Eine neue Norm ist die L1136 für die Vertikalbegrünung im Außenraum, denn auch in Österreich ist die Fassadenbegrünung seit 2005 mehr und mehr ein Thema, beispielsweise durch das Wiener MA48 Gebäude am Gürtel. Diese Norm reflektiert die Erkenntnisse aus der Praxis der letzten 15 Jahre. Es geht dabei um die Schaffung dauerhaften Wurzel- und Lebensraums für Pflanzen am Gebäude, direkt an und auf der Fassade. Es ist eine sehr anwenderfreundliche Norm geworden, mit einem umfangreichen Anhang mit Checklisten, Abbildungen und auch Vorschlägen für Vereinbarungen mit den Auftraggeber*innen.

Eingeführt wurde die Vereinbarung eines Begrünungsziels. Dabei wird festgelegt, mit welcher Begrünungskategorie begrünt wird, und gleichzeitig wird auch der Aufwand für Wartung und Pflege abschätzbar: wie lange dauert es, bis es grün ist, und wie lange soll die Begrünung dann auf dem Bauwerk verbleiben?

Die dritte Norm ist L1133 für die Innenraumbegrünung. Diese gibt auch vor, wann eine Innenraumbegrünung nicht der Norm entsprechen muss. Wer nur kurz für den Fotografen bei einem Event Pflanzen aufstellt, für den sind die Normvorgaben nicht bindend. Normgerecht ausgeführt werden muss es aber, wenn die Begrünung 10 Jahre oder sogar Bauwerks-lebenslang Freude machen soll.

„Dachbegrünung könnte Wiens Grünflächen verdoppeln“

Wie groß ist das Potenzial für Dachbegrünung?

Christian Oberbichler: Wir haben ausgerechnet, dass wir die gewidmeten Wiener Grünflächen, auf den Wiener Dächern und Wänden noch einmal abbilden könnten. So finden sich an die 6.000 Hektar Dachflächen in Wien. Zum Vergleich: Der Lainzer Tiergarten hat 2.450 Hektar, ganz Wien 41.000 ha. Es ist also enormes Potenzial vorhanden. Die Bauwerksbegrünung bringt klare Vorteile sowohl für Bauherren als auch für die Wohnumgebung.
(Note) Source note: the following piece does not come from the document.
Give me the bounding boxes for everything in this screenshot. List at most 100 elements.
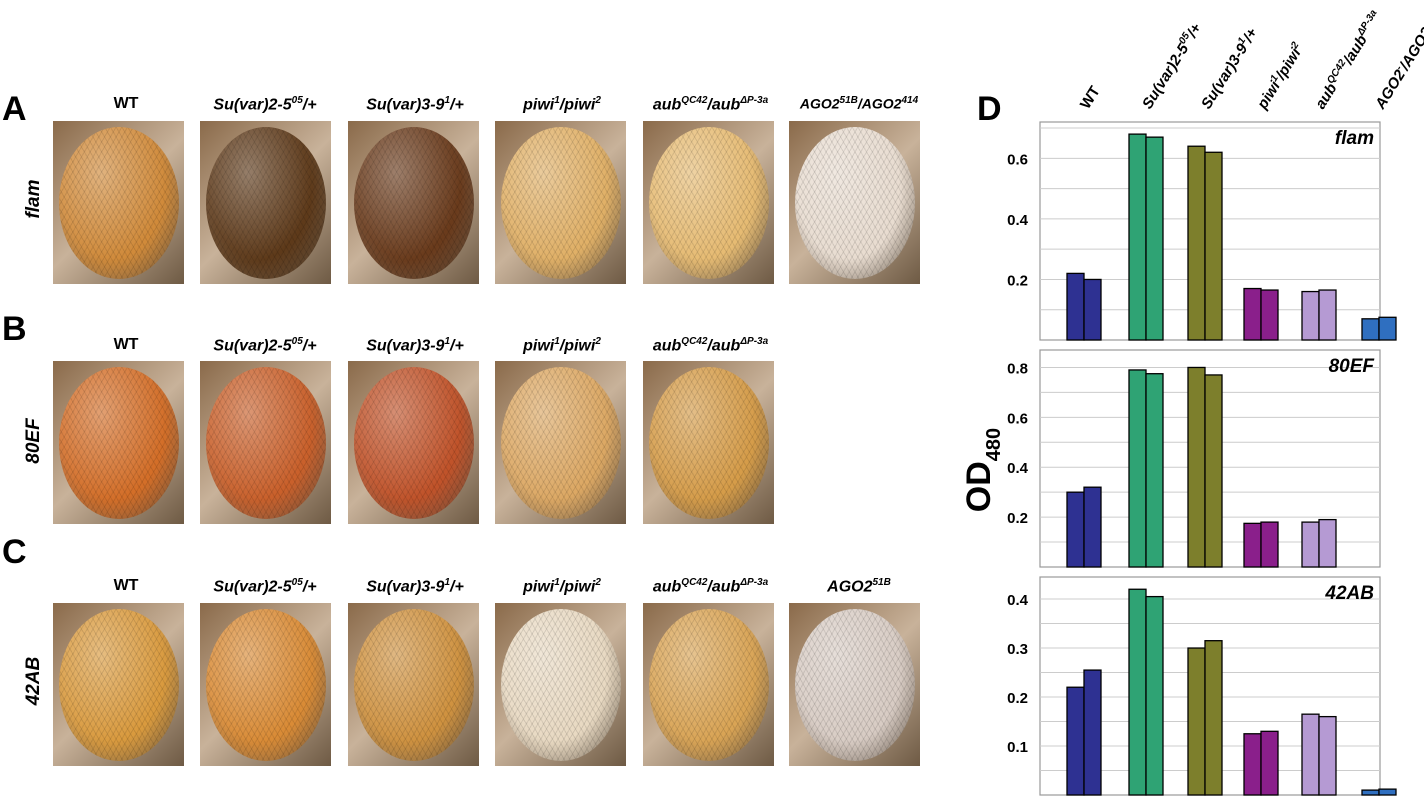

Ich hoffe, dass sich das Thema daher sowohl in der Gesellschaft und beim Gesetzgeber immer mehr durchsetzt. Es ist ja dringend an der Zeit, alle Möglichkeiten zur Klimawandelanpassung zu nutzen. Unter Druck entstehen Diamanten.

Im Interview

DI Christian Oberbichler ist Geschäftsführer der Dachgrün GmbH, Lektor für Bauwerksbegrünung an der Universität für Bodenkultur Wien, Mitglied des Komitees 229 „Grünräume“ und Leiter der Arbeitsgruppe 229.17 „Bauwerksbegrünung“ bei Austrian Standards.